Although the recently FDA-approved cholesterol-lowering drugs known as PCSK9 inhibitors could substantially reduce heart attacks, strokes, and cardiovascular deaths, they would not be cost-effective for use in patients with heterozygous familial hypercholesterolemia (FH) or atherosclerotic cardiovascular disease (ASCVD), with annual drug prices that need to be reduced by more than two-thirds to meet a generally acceptable threshold for cost-effectiveness, according to a new study published in the Journal of the American Medical Association (JAMA).
Proprotein convertase subtilisin/kexin type 9 (PCSK9) inhibitors were approved by the FDA for use in patients with heterozygous FH––a disorder caused primarily by mutations in the low-density lipoprotein (LDL) receptor gene, which cause severe elevations in levels of LDL-cholesterol, resulting in early atherosclerotic lesions. PCSK9 inhibitors are also indicated for patients with pre-existing ASCVD who require additional lowering of LDL-C despite maximally tolerated doses of statins.
If clinical benefits seen in short-term trials are sustained in the longer term, PCSK9 inhibitors could become an important option for patients at high risk of ASCVD, potentially lowering health care costs through preventing ASCVD events, the authors note. However, with an average U.S. price in 2015 of more than $14,000 per patient per year, their cost-effectiveness and effect on national health care spending are uncertain.

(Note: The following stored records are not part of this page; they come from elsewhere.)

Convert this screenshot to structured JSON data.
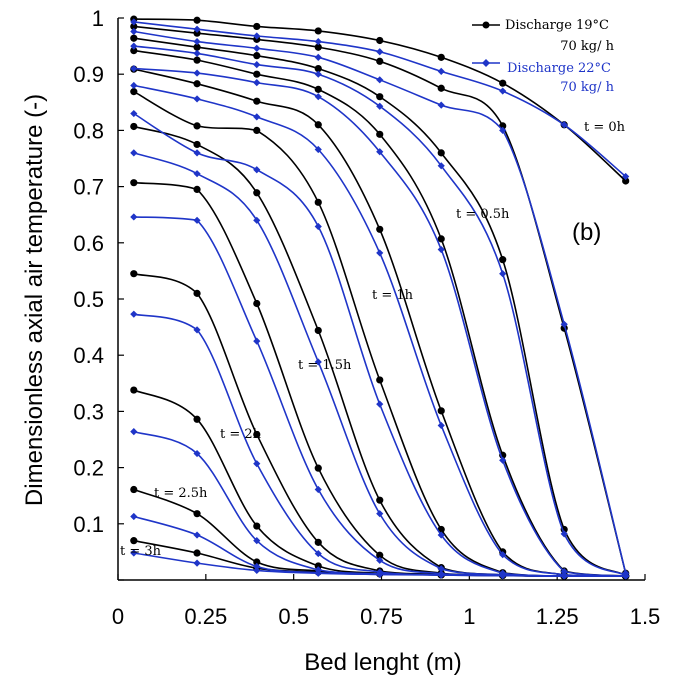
{
  "chart_data": {
    "type": "line",
    "xlabel": "Bed lenght (m)",
    "ylabel": "Dimensionless axial air temperature (-)",
    "xlim": [
      0,
      1.5
    ],
    "ylim": [
      0,
      1
    ],
    "x_ticks": [
      "0",
      "0.25",
      "0.5",
      "0.75",
      "1",
      "1.25",
      "1.5"
    ],
    "y_ticks": [
      "0",
      "0.1",
      "0.2",
      "0.3",
      "0.4",
      "0.5",
      "0.6",
      "0.7",
      "0.8",
      "0.9",
      "1"
    ],
    "panel_label": "(b)",
    "colors": {
      "discharge_19": "#000000",
      "discharge_22": "#1f35c8"
    },
    "legend": [
      {
        "line1": "Discharge 19°C",
        "line2": "70 kg/ h",
        "color": "#000000",
        "marker": "circle"
      },
      {
        "line1": "Discharge 22°C",
        "line2": "70 kg/ h",
        "color": "#1f35c8",
        "marker": "diamond"
      }
    ],
    "annotations": [
      "t = 0h",
      "t = 0.5h",
      "t = 1h",
      "t = 1.5h",
      "t = 2h",
      "t = 2.5h",
      "t = 3h"
    ],
    "x": [
      0.045,
      0.225,
      0.395,
      0.57,
      0.745,
      0.92,
      1.095,
      1.27,
      1.445
    ],
    "series": [
      {
        "name": "Discharge 19°C",
        "color": "#000000",
        "marker": "circle",
        "curves": [
          [
            0.998,
            0.996,
            0.985,
            0.977,
            0.96,
            0.93,
            0.884,
            0.81,
            0.71
          ],
          [
            0.985,
            0.973,
            0.962,
            0.948,
            0.923,
            0.875,
            0.808,
            0.448,
            0.012
          ],
          [
            0.964,
            0.948,
            0.933,
            0.91,
            0.86,
            0.76,
            0.57,
            0.09,
            0.008
          ],
          [
            0.942,
            0.925,
            0.9,
            0.873,
            0.793,
            0.607,
            0.222,
            0.016,
            0.007
          ],
          [
            0.909,
            0.883,
            0.852,
            0.81,
            0.624,
            0.301,
            0.05,
            0.009,
            0.007
          ],
          [
            0.869,
            0.808,
            0.8,
            0.672,
            0.356,
            0.09,
            0.013,
            0.007,
            0.007
          ],
          [
            0.807,
            0.775,
            0.689,
            0.444,
            0.142,
            0.022,
            0.009,
            0.007,
            0.007
          ],
          [
            0.707,
            0.695,
            0.492,
            0.199,
            0.044,
            0.012,
            0.008,
            0.007,
            0.007
          ],
          [
            0.545,
            0.51,
            0.259,
            0.067,
            0.016,
            0.01,
            0.008,
            0.007,
            0.007
          ],
          [
            0.338,
            0.286,
            0.096,
            0.025,
            0.012,
            0.009,
            0.008,
            0.007,
            0.007
          ],
          [
            0.161,
            0.118,
            0.032,
            0.016,
            0.011,
            0.009,
            0.008,
            0.007,
            0.007
          ],
          [
            0.07,
            0.048,
            0.021,
            0.014,
            0.011,
            0.009,
            0.008,
            0.007,
            0.007
          ]
        ]
      },
      {
        "name": "Discharge 22°C",
        "color": "#1f35c8",
        "marker": "diamond",
        "curves": [
          [
            0.993,
            0.98,
            0.968,
            0.958,
            0.94,
            0.905,
            0.87,
            0.81,
            0.718
          ],
          [
            0.976,
            0.958,
            0.946,
            0.93,
            0.89,
            0.845,
            0.8,
            0.455,
            0.012
          ],
          [
            0.95,
            0.937,
            0.917,
            0.9,
            0.843,
            0.737,
            0.545,
            0.082,
            0.008
          ],
          [
            0.91,
            0.902,
            0.885,
            0.86,
            0.762,
            0.588,
            0.213,
            0.015,
            0.007
          ],
          [
            0.88,
            0.856,
            0.824,
            0.766,
            0.582,
            0.275,
            0.045,
            0.009,
            0.007
          ],
          [
            0.83,
            0.76,
            0.73,
            0.629,
            0.313,
            0.08,
            0.012,
            0.007,
            0.007
          ],
          [
            0.76,
            0.723,
            0.64,
            0.388,
            0.118,
            0.02,
            0.009,
            0.007,
            0.007
          ],
          [
            0.646,
            0.64,
            0.425,
            0.161,
            0.035,
            0.011,
            0.008,
            0.007,
            0.007
          ],
          [
            0.473,
            0.445,
            0.207,
            0.047,
            0.014,
            0.009,
            0.008,
            0.007,
            0.007
          ],
          [
            0.264,
            0.225,
            0.07,
            0.018,
            0.011,
            0.009,
            0.008,
            0.007,
            0.007
          ],
          [
            0.113,
            0.08,
            0.024,
            0.013,
            0.01,
            0.009,
            0.008,
            0.007,
            0.007
          ],
          [
            0.048,
            0.03,
            0.017,
            0.012,
            0.01,
            0.009,
            0.008,
            0.007,
            0.007
          ]
        ]
      }
    ]
  }
}
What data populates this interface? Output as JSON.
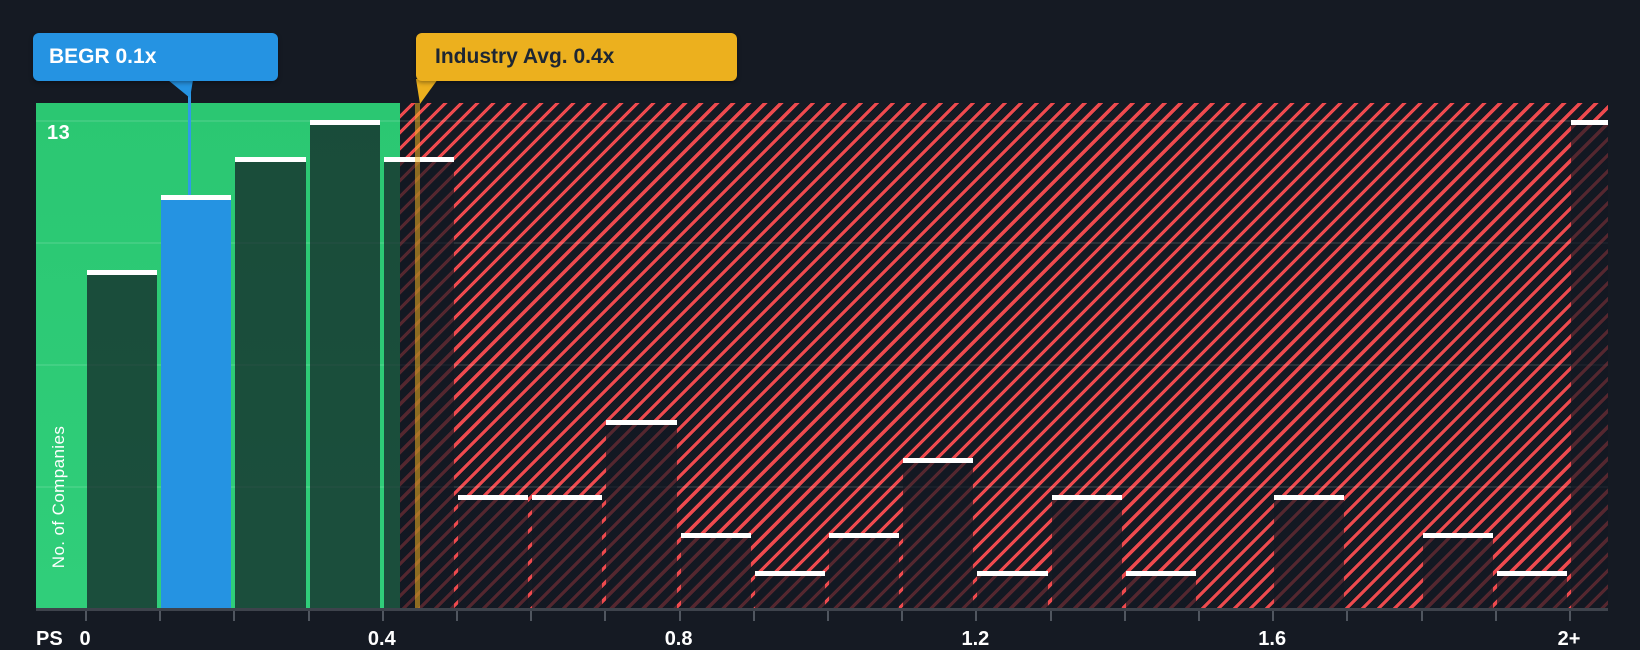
{
  "chart_data": {
    "type": "bar",
    "subtype": "histogram",
    "ylabel": "No. of Companies",
    "y_max_gridline_label": "13",
    "x_axis_prefix": "PS",
    "x_tick_labels": [
      "0",
      "0.4",
      "0.8",
      "1.2",
      "1.6",
      "2+"
    ],
    "x_tick_values": [
      0,
      0.4,
      0.8,
      1.2,
      1.6,
      2.0
    ],
    "bin_width": 0.1,
    "bin_starts": [
      0.0,
      0.1,
      0.2,
      0.3,
      0.4,
      0.5,
      0.6,
      0.7,
      0.8,
      0.9,
      1.0,
      1.1,
      1.2,
      1.3,
      1.4,
      1.5,
      1.6,
      1.7,
      1.8,
      1.9,
      2.0
    ],
    "values": [
      9,
      11,
      12,
      13,
      12,
      3,
      3,
      5,
      2,
      1,
      2,
      4,
      1,
      3,
      1,
      0,
      3,
      0,
      2,
      1,
      13
    ],
    "ylim": [
      0,
      13.45
    ],
    "gridline_values": [
      13,
      9.75,
      6.5,
      3.25
    ],
    "legend_position": "none",
    "highlight": {
      "label": "BEGR 0.1x",
      "bin_index": 1,
      "value": 11,
      "x_value": 0.1
    },
    "industry_avg": {
      "label": "Industry Avg. 0.4x",
      "x_value": 0.4
    },
    "zones": {
      "below_avg": "green-solid",
      "above_avg": "red-hatched"
    }
  },
  "colors": {
    "background": "#151A23",
    "zone_green": "#2BC772",
    "hatch_red": "#EE4A4E",
    "highlight_blue": "#2593E2",
    "industry_yellow": "#ECB01E",
    "bar_cap_white": "#FFFFFF",
    "bar_fill_overlay": "rgba(18,24,34,0.70)",
    "axis_gray": "#50565F",
    "text_on_yellow": "#1D2633",
    "text_white": "#FFFFFF"
  }
}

Kirsten Bibbins-Domingo, PhD, MD, MAS, of the University of California, San Francisco, and her colleagues used the Cardiovascular Disease Policy Model, an established simulation model of ASCVD in the U.S. population, to evaluate the cost-effectiveness of PCSK9 inhibitors or the cholesterol drug ezetimibe in patients with heterozygous FH or ASCVD. The model incorporated 2015 annual PCSK9 inhibitor costs of $14,350 (based on the average wholesale acquisition costs of evolocumab [Repatha, Amgen] and alirocumab [Praluent, Regeneron/Sanofi]).

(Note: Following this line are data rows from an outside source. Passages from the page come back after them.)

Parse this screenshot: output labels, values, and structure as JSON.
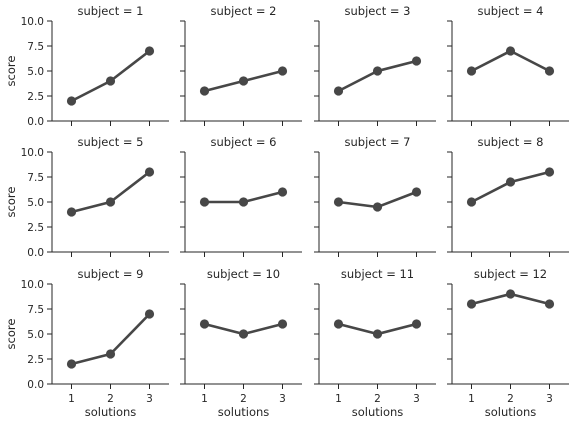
{
  "chart_data": {
    "type": "line",
    "x_label": "solutions",
    "y_label": "score",
    "x_categories": [
      "1",
      "2",
      "3"
    ],
    "y_ticks": [
      "0.0",
      "2.5",
      "5.0",
      "7.5",
      "10.0"
    ],
    "ylim": [
      0,
      10
    ],
    "line_color": "#474747",
    "grid": false,
    "facets": [
      {
        "title": "subject = 1",
        "values": [
          2,
          4,
          7
        ]
      },
      {
        "title": "subject = 2",
        "values": [
          3,
          4,
          5
        ]
      },
      {
        "title": "subject = 3",
        "values": [
          3,
          5,
          6
        ]
      },
      {
        "title": "subject = 4",
        "values": [
          5,
          7,
          5
        ]
      },
      {
        "title": "subject = 5",
        "values": [
          4,
          5,
          8
        ]
      },
      {
        "title": "subject = 6",
        "values": [
          5,
          5,
          6
        ]
      },
      {
        "title": "subject = 7",
        "values": [
          5,
          4.5,
          6
        ]
      },
      {
        "title": "subject = 8",
        "values": [
          5,
          7,
          8
        ]
      },
      {
        "title": "subject = 9",
        "values": [
          2,
          3,
          7
        ]
      },
      {
        "title": "subject = 10",
        "values": [
          6,
          5,
          6
        ]
      },
      {
        "title": "subject = 11",
        "values": [
          6,
          5,
          6
        ]
      },
      {
        "title": "subject = 12",
        "values": [
          8,
          9,
          8
        ]
      }
    ]
  }
}
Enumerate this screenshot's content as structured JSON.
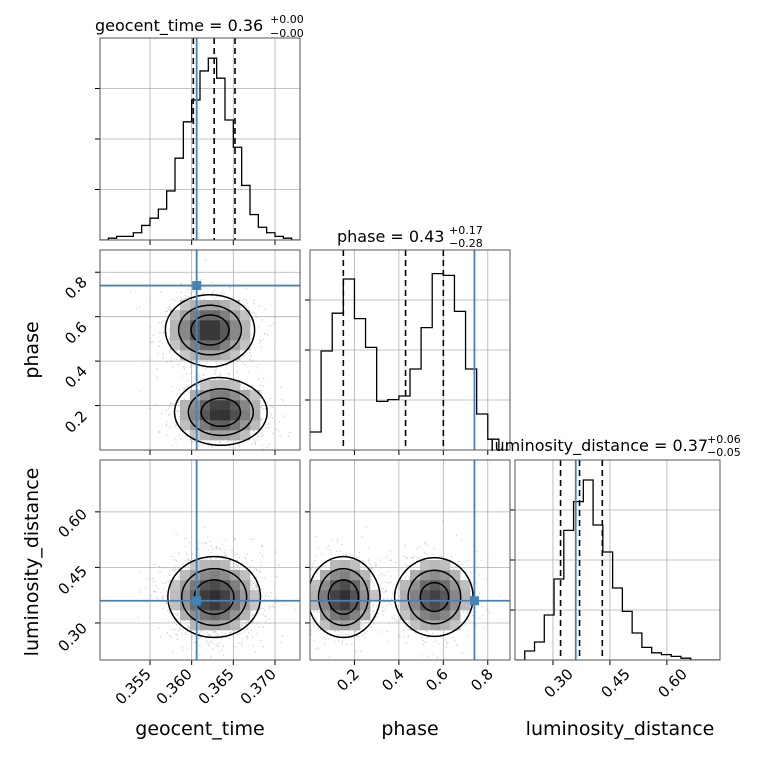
{
  "chart_data": {
    "type": "corner",
    "grid": true,
    "parameters": [
      {
        "name": "geocent_time",
        "title": {
          "main": "geocent_time = 0.36",
          "upper": "+0.00",
          "lower": "−0.00"
        },
        "xlabel": "geocent_time",
        "range": [
          0.349,
          0.373
        ],
        "ticks": [
          "0.355",
          "0.360",
          "0.365",
          "0.370"
        ],
        "tick_values": [
          0.355,
          0.36,
          0.365,
          0.37
        ],
        "median": 0.3627,
        "quantiles": [
          0.3602,
          0.3627,
          0.3652
        ],
        "injection": 0.3606,
        "hist_counts": [
          0.0,
          0.01,
          0.02,
          0.02,
          0.04,
          0.08,
          0.12,
          0.17,
          0.27,
          0.45,
          0.65,
          0.77,
          0.93,
          1.0,
          0.89,
          0.66,
          0.51,
          0.3,
          0.14,
          0.07,
          0.04,
          0.02,
          0.01,
          0.0
        ]
      },
      {
        "name": "phase",
        "title": {
          "main": "phase = 0.43",
          "upper": "+0.17",
          "lower": "−0.28"
        },
        "xlabel": "phase",
        "ylabel": "phase",
        "range": [
          0.0,
          0.9
        ],
        "ticks": [
          "0.2",
          "0.4",
          "0.6",
          "0.8"
        ],
        "tick_values": [
          0.2,
          0.4,
          0.6,
          0.8
        ],
        "median": 0.43,
        "quantiles": [
          0.15,
          0.43,
          0.6
        ],
        "injection": 0.74,
        "hist_counts": [
          0.1,
          0.55,
          0.76,
          0.95,
          0.73,
          0.57,
          0.27,
          0.28,
          0.3,
          0.45,
          0.68,
          0.98,
          0.97,
          0.77,
          0.45,
          0.2,
          0.06,
          0.0
        ]
      },
      {
        "name": "luminosity_distance",
        "title": {
          "main": "luminosity_distance = 0.37",
          "upper": "+0.06",
          "lower": "−0.05"
        },
        "xlabel": "luminosity_distance",
        "ylabel": "luminosity_distance",
        "range": [
          0.2,
          0.74
        ],
        "ticks": [
          "0.30",
          "0.45",
          "0.60"
        ],
        "tick_values": [
          0.3,
          0.45,
          0.6
        ],
        "median": 0.37,
        "quantiles": [
          0.32,
          0.37,
          0.43
        ],
        "injection": 0.36,
        "hist_counts": [
          0.0,
          0.05,
          0.1,
          0.25,
          0.45,
          0.72,
          0.88,
          1.0,
          0.75,
          0.6,
          0.4,
          0.27,
          0.15,
          0.07,
          0.04,
          0.03,
          0.02,
          0.01,
          0.0,
          0.0,
          0.0
        ]
      }
    ],
    "pairs": [
      {
        "x": "geocent_time",
        "y": "phase",
        "modes": [
          {
            "x": 0.3622,
            "y": 0.54,
            "sx": 0.0027,
            "sy": 0.08,
            "w": 1.0
          },
          {
            "x": 0.3635,
            "y": 0.17,
            "sx": 0.0028,
            "sy": 0.075,
            "w": 1.0
          }
        ]
      },
      {
        "x": "geocent_time",
        "y": "luminosity_distance",
        "modes": [
          {
            "x": 0.3627,
            "y": 0.37,
            "sx": 0.0028,
            "sy": 0.055,
            "w": 1.0
          }
        ]
      },
      {
        "x": "phase",
        "y": "luminosity_distance",
        "modes": [
          {
            "x": 0.15,
            "y": 0.37,
            "sx": 0.08,
            "sy": 0.055,
            "w": 1.0
          },
          {
            "x": 0.56,
            "y": 0.37,
            "sx": 0.09,
            "sy": 0.055,
            "w": 0.9
          }
        ]
      }
    ],
    "colors": {
      "injection": "#4682b4",
      "hist": "#000000",
      "grid": "#b0b0b0",
      "scatter": "#9a9a9a"
    }
  }
}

Adding PCSK9 inhibitors to statins in heterozygous FH was estimated to prevent 316,300 major adverse cardiovascular events (MACEs)––such as cardiovascular death, nonfatal heart attack, or stroke––at a cost of $503,000 per quality-adjusted life-year (QALY) gained compared with adding ezetimibe to statins. In ASCVD, adding PCSK9 inhibitors to statins was estimated to prevent 4.3 million MACEs compared with adding ezetimibe at $414,000 per QALY. Reducing annual drug costs to $4,536 per patient or less would be needed for PCSK9 inhibitors to be cost-effective at less than $100,000 per QALY, according to the authors.

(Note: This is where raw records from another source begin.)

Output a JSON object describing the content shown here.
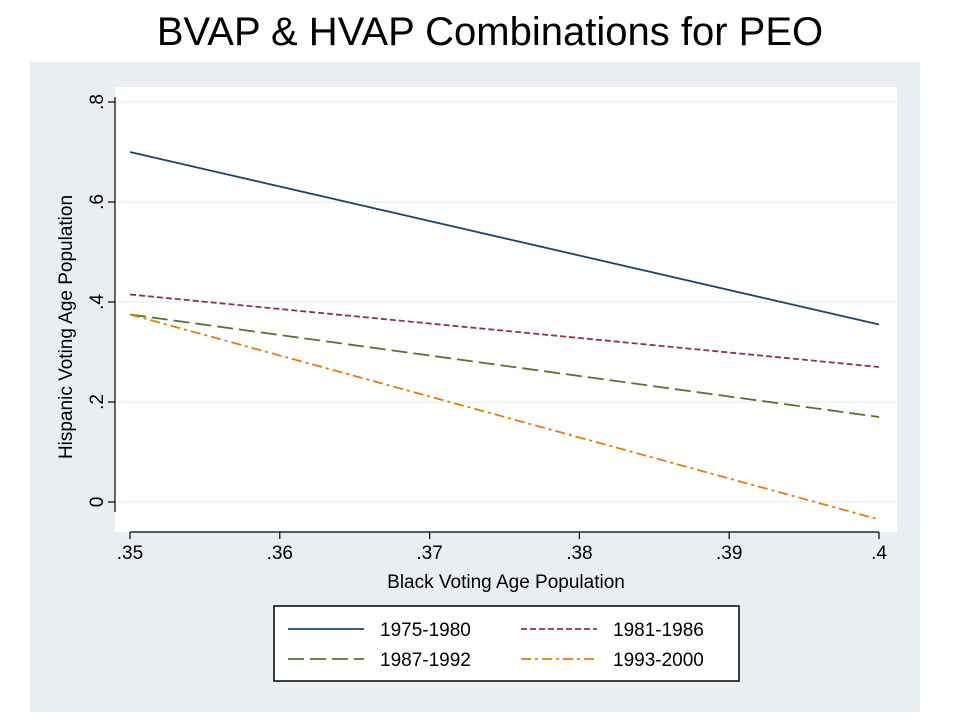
{
  "slide": {
    "title": "BVAP & HVAP Combinations for PEO"
  },
  "chart_data": {
    "type": "line",
    "title": "",
    "xlabel": "Black Voting Age Population",
    "ylabel": "Hispanic Voting Age Population",
    "xlim": [
      0.35,
      0.4
    ],
    "ylim": [
      -0.03,
      0.8
    ],
    "x_ticks": [
      0.35,
      0.36,
      0.37,
      0.38,
      0.39,
      0.4
    ],
    "x_tick_labels": [
      ".35",
      ".36",
      ".37",
      ".38",
      ".39",
      ".4"
    ],
    "y_ticks": [
      0,
      0.2,
      0.4,
      0.6,
      0.8
    ],
    "y_tick_labels": [
      "0",
      ".2",
      ".4",
      ".6",
      ".8"
    ],
    "grid": "horizontal",
    "legend_position": "bottom",
    "series": [
      {
        "name": "1975-1980",
        "x": [
          0.35,
          0.4
        ],
        "y": [
          0.7,
          0.355
        ],
        "color": "#1a476f",
        "dash": "solid"
      },
      {
        "name": "1981-1986",
        "x": [
          0.35,
          0.4
        ],
        "y": [
          0.415,
          0.27
        ],
        "color": "#90353b",
        "dash": "short-dash"
      },
      {
        "name": "1987-1992",
        "x": [
          0.35,
          0.4
        ],
        "y": [
          0.375,
          0.17
        ],
        "color": "#55752f",
        "dash": "long-dash"
      },
      {
        "name": "1993-2000",
        "x": [
          0.35,
          0.4
        ],
        "y": [
          0.375,
          -0.035
        ],
        "color": "#e37e00",
        "dash": "dash-dot"
      }
    ]
  }
}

At 2015 prices, the use of PCSK9 inhibitors in all eligible patients was estimated to reduce cardiovascular care costs by $29 billion over five years, but drug costs increased by an estimated $592 billion (a 38% increase over 2015 prescription drug expenditures), and were estimated to increase annual U.S. health care expenditures by approximately $120 billion (a 4% increase from the $2.8 trillion in total U.S. health care spending in 2015).
The authors note that the high cost of PCSK9 inhibitors is uniquely challenging. “This is because PCSK9 inhibitors are meant to be lifelong therapy not only for the relatively small number of patients with FH but also for a large and growing population with ASCVD,” they write. “As a result, the potential increase in health care expenditures at current or even moderately discounted prices could be staggering, despite cost savings from averted ASCVD events.”
“In the face of limited health care resources,” they continue, “payers must consider the potential trade-off between paying for new drug treatments like PCSK9 inhibitors and investing in interventions known to improve access, physician prescription rates, and patient adherence to statin therapy among those at high ASCVD risk.”